We credit industrial automation with productivity, efficiency, and safety gains, citing manual handling reduction and a reduction in musculoskeletal injury as a first-stage safety benefit. Yet, advanced technologies bring new opportunities for improved worker safety beyond manual handling, requiring an adaptation in our safety thinking.

The evolution in technology and safety provides an ever-greater ability to remove workers from dangerous workplaces, provide advanced safety monitoring and enforcement, and use automation in safe design. These advances are on the back of the rise in the capabilities of artificial intelligence (AI), machine learning (ML), and computer vision (CV).

In the medium term, the focus on manual handling must continue. The Liberty Mutual Insurance Workplace Safety Index for 2021 cites manual handling, awkward postures, and repetitive motions in the top ten causes of disabling injuries. The cost estimates to businesses of these three workplace injuries exceed 19.5 billion dollars each year. As automation improves, new ways of assisting workers in reducing manual handling injuries will continue to emerge.

Removal of workers from dangerous places

Yet, four of the top ten in the safety index involve falls on the same level, falls to a lower level, caught in equipment or machines, and struck by an object or equipment. The costs from these injuries total 24.46 billion dollars. At a simplistic level, the next level benefit of automation is to exclude workers from hazardous areas by using robotic equipment, particularly when working at heights or in confined spaces. Yet, hazard reduction through automation offers another less recognized opportunity regarding maintenance interventions.

The complicated nature of maintenance operations has health and safety implications for workers. Therefore, reductions in equipment breakdowns exclude maintenance workers from dangerous situations as much as a robot working at heights does for a stock picker. When automation replaced humans, businesses began losing between 5% and 20% of their new productivity due to equipment failure, requiring frequent maintenance intervention. In effect, we removed one significant safety risk and replaced it with another, although arguably much reduced.

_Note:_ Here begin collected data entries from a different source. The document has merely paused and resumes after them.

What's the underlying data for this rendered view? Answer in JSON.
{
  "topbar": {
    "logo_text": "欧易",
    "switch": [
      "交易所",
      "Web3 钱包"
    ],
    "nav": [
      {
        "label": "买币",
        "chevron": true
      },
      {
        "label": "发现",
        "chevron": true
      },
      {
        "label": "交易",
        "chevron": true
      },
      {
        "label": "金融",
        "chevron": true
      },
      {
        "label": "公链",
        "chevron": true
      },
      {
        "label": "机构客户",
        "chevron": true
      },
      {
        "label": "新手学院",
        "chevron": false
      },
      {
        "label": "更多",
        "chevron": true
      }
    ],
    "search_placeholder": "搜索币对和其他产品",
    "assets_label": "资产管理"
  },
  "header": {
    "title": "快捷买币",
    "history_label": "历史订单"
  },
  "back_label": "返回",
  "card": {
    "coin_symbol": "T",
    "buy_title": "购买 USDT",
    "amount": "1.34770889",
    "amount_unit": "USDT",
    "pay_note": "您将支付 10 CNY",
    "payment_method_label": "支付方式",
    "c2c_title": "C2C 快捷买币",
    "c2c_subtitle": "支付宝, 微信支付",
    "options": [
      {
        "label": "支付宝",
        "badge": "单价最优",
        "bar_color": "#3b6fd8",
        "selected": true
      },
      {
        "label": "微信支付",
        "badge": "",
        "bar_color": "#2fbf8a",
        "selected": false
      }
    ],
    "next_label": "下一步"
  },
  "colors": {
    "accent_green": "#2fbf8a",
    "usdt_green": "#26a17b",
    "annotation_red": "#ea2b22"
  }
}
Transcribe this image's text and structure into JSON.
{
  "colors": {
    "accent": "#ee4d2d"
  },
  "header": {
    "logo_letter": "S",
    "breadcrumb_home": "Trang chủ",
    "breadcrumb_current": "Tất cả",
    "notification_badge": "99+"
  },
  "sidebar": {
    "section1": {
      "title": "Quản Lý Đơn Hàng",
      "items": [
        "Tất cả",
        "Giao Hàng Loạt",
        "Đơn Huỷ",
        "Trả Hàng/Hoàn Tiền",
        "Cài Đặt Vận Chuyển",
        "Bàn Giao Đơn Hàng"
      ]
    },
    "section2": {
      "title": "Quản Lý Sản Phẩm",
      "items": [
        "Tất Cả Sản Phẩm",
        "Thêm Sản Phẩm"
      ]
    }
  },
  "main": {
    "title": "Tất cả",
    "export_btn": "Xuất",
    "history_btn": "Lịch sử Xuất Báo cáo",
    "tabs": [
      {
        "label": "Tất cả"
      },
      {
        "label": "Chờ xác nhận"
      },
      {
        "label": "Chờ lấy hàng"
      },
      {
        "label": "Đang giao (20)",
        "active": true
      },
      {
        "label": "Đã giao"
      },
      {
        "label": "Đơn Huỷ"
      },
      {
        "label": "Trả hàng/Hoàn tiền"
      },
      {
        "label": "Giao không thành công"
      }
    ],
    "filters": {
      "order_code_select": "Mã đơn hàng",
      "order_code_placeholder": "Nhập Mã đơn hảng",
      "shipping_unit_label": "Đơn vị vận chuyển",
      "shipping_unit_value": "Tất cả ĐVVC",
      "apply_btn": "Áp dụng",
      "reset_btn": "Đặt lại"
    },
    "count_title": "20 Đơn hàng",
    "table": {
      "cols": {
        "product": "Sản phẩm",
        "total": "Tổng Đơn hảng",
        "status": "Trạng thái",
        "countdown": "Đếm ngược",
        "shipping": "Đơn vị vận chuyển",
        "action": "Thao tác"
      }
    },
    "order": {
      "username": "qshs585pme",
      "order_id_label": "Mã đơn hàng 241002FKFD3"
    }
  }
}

With the latest automated equipment using AI and ML combined with a maintenance philosophy called predictive maintenance, operators of automated systems now have the tools they need to maintain maximum equipment optimization. In prolonging equipment uptime, reducing unscheduled breakdowns provides an exciting opportunity for a commensurate improvement in maintenance personnel safety through planned, scheduled, and controlled intervention rather than an emergency response under production pressure.

Safety monitoring and enforcement

The next stage of evolution in safety technology involves advanced safety monitoring and enforcement. While comprehensive strategies exist that include machine guarding and lockout-tag out (LOTO) processes, both are subject to override or mistakes. While not a panacea, AI, ML, and CV present another layer of safety monitoring and enforcement, providing productivity and safety benefits. Products exist today that provide industry-grade, enterprise-ready computer vision systems linked to AI and ML algorithms. These systems provide automated monitoring, object detection, and activity recognition. When used in a safety application, they recognize activity and predict risky behaviors, activating remedial or preventative actions ranging from alerts or energy isolation to machine shutdown to prevent harm.

Automation in design

One of the latest stages of safety benefits provided by automation is the use of hardware-driven design support. As data complexity has increased exponentially, AI allows design engineers to analyze multiple options affecting safety. Combining robotics with mobile platforms and predictive maintenance requires designers to incorporate multiple, complex safety standards. The use of AI to model predictive failure modes in safety-related control systems while maintaining standard conformity to a high level of confidence is an advance not previously available to designers.

Similarly, software-driven design automation is assisting in rapidly changing automated environments. Once largely static and guarded, today's automated machines are self-propelled and multi-tasked. The variables within such an environment are constantly changing, requiring constant rapid analysis and action. Only AL and ML can provide the real-time predictive response to changed circumstances to protect workers from harm.

Conclusion

As industrial automation has increased worldwide, it has long since moved past providing simple manual handling solutions. Now, a complex, evolving, automated threat landscape presents itself for safety consideration. In design today, we have automation using a convergence of AI, ML, CV and AI informed design to adapt automation to humans. Recognizing a worker's height, whether left or right-handed, and any physical constraints, the automated device will adjust its physical characteristics or task management to suit. As we adapt the way we think about safety, the capabilities of technology provide us with the modern tools and techniques needed to provide exciting advances in the welfare of workers.